Table 2: Human rights complaints against police in Ontario
- In 2007, the OHRC had 151 active applications against 21 different police services boards across Ontario, and another 19 applications were before the Ontario Human Rights Tribunal
- Applications against police services boards accounted for 4% of all active human rights applications, making them the largest single sector for human rights complaints in Ontario
- 110 (73%) of police human rights applications related to police service
- 41 police human rights applications (27%) involved employment
- about 62% of complaints against police services were on the grounds of race, colour, ethnic origin, place of origin or ancestry
- about 30% of complaints cited disability
- 5% involved sexual orientation.
Human rights complaints against police organizations are consistently the largest single sector of human rights complaints in Ontario.
The above statistics also show that:
- these complaints were filed mostly about services provided to the public
- a significant number of complaints related to police as an employer
- the largest number of complaints were race-related, followed by disability
- discrimination based on sexual orientation is a concern.
Table 3 lists common allegations that have been made in human rights complaints against police services. Many of these resulted in settlements or findings of discrimination by the Ontario Human Rights Tribunal. The list shows human rights concerns can occur in virtually any part of police activity. While some of these allegations are about intentional acts of discrimination by individual police officers, most are not. The majority of these clearly relate to gaps in policies, procedures and practices, or lack of training. While current training for recruits at the Ontario Police College involves basic training in the Charter and the Code, there is no formal requirement for further human rights training throughout a police officer’s career.

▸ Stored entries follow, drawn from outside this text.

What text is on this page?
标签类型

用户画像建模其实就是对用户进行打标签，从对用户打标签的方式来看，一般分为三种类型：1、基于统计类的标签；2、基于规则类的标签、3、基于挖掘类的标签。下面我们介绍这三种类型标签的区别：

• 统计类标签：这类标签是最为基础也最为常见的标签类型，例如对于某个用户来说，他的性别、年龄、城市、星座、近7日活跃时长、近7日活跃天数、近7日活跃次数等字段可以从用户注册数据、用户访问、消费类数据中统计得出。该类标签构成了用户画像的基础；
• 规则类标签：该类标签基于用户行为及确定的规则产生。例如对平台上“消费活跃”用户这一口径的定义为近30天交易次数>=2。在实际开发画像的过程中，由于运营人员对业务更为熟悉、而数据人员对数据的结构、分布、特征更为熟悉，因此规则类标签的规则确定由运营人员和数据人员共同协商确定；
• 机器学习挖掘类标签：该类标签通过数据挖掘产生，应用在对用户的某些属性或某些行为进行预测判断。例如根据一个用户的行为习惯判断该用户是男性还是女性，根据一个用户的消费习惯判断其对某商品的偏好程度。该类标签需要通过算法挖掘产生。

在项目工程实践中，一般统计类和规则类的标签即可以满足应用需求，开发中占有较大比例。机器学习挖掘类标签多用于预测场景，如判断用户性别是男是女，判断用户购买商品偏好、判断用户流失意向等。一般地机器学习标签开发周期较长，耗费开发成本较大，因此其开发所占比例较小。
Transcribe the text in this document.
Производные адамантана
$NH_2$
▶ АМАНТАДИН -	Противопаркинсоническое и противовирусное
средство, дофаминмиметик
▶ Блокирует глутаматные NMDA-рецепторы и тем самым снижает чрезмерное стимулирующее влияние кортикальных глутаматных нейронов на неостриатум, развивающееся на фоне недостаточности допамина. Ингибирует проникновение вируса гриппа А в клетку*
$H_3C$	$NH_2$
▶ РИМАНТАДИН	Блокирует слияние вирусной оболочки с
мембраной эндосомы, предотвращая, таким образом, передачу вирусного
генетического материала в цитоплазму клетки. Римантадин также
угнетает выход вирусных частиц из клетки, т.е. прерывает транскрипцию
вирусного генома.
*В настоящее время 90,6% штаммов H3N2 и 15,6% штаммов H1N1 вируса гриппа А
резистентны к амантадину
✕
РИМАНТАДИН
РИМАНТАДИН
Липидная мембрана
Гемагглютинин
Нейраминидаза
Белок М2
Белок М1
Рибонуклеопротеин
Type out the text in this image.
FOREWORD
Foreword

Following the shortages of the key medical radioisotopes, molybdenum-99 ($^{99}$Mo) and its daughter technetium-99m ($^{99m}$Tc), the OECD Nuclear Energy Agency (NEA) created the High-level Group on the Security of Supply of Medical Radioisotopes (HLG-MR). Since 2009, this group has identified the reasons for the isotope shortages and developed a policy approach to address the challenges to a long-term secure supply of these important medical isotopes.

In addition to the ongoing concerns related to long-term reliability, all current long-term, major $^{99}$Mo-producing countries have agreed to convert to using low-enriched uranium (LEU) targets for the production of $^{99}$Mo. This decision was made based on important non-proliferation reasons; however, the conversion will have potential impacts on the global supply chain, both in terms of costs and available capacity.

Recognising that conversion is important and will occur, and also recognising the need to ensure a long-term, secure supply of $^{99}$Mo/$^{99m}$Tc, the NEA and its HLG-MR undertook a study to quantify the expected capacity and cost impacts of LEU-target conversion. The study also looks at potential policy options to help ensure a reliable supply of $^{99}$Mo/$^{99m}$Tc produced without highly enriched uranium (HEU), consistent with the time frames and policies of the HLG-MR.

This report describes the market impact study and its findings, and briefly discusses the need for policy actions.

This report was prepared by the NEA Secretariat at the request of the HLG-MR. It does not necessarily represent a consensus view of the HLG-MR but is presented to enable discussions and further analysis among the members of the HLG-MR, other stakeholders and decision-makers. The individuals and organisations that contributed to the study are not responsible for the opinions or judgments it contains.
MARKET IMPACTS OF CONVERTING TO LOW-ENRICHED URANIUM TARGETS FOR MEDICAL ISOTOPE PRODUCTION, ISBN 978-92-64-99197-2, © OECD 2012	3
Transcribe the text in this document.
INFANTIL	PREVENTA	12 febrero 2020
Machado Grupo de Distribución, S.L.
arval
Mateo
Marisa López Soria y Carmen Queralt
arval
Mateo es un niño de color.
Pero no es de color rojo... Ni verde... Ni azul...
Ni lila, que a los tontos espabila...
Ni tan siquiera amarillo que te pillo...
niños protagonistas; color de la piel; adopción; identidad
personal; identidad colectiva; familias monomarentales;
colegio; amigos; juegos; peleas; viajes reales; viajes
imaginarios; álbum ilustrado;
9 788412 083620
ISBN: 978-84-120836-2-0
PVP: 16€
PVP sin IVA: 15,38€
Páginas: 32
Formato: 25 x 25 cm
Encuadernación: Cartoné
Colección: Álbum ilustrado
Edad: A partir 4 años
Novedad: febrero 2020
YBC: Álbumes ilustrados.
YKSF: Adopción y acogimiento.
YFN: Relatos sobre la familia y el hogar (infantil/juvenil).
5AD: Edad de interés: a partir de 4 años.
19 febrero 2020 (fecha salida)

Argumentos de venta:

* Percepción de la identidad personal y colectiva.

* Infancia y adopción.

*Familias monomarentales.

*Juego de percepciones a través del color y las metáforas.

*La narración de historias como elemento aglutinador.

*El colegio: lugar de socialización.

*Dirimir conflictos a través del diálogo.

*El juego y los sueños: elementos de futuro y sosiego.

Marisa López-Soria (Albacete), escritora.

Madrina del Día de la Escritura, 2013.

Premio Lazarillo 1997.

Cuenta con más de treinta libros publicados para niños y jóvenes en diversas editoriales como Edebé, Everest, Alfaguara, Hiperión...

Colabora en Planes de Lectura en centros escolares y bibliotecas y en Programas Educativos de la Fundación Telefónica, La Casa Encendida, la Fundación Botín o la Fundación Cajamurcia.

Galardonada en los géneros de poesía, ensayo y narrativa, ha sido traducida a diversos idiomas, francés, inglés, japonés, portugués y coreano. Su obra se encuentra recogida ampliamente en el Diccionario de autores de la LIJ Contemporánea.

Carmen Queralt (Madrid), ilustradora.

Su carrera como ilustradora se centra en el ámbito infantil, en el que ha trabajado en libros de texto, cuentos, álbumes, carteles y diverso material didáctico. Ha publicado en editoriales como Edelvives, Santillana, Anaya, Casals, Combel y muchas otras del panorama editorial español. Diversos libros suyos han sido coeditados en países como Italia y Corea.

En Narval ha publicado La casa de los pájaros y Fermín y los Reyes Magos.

Table 3: Some common human rights allegations against police in Ontario
- Use of racial slurs or comments during investigation or detention – e.g. generalized negative comment made about a social group – “you people” (with or without explicit racial epithet) – at a routine police traffic stop
- Degrading or rude treatment during arrest or detention – e.g. female suspect being strip searched on the street
- Racial profiling – different attention or treatment due to, or even partially due to, race rather than legitimate profiles – e.g. police questioning an Aboriginal person walking with his bicycle without reasonable suspicion, and asking for ID and ownership of the bicycle
- Incidents of false arrest – e.g. suspect was a Black man in early 20s wearing dark clothing, while the person stopped and arrested was a Black 43-year-old man who was wearing light clothing
- Asking for information irrelevant to the investigation at hand – e.g. asking about place of birth and religion where these are not factors in the alleged offence
- Police presence that is disproportionate to the incident – e.g. backup being called where a racialized man with a scooter was driving without a license
- Employment complaints where officers allege their disability was not accommodated – e.g. officer’s accommodation request to not attend to an incident involving domestic violence due to a mental health ailment not taken seriously
- Design of systems that result in systemic discrimination for individuals based on Code grounds – e.g. release of mental health information to an organization as part of a police record check request
These complaints, and the many outcomes that have emerged from them, offer a wealth of experience and knowledge to build on during human rights organizational change in policing – and have already led to changes in police practices across Ontario.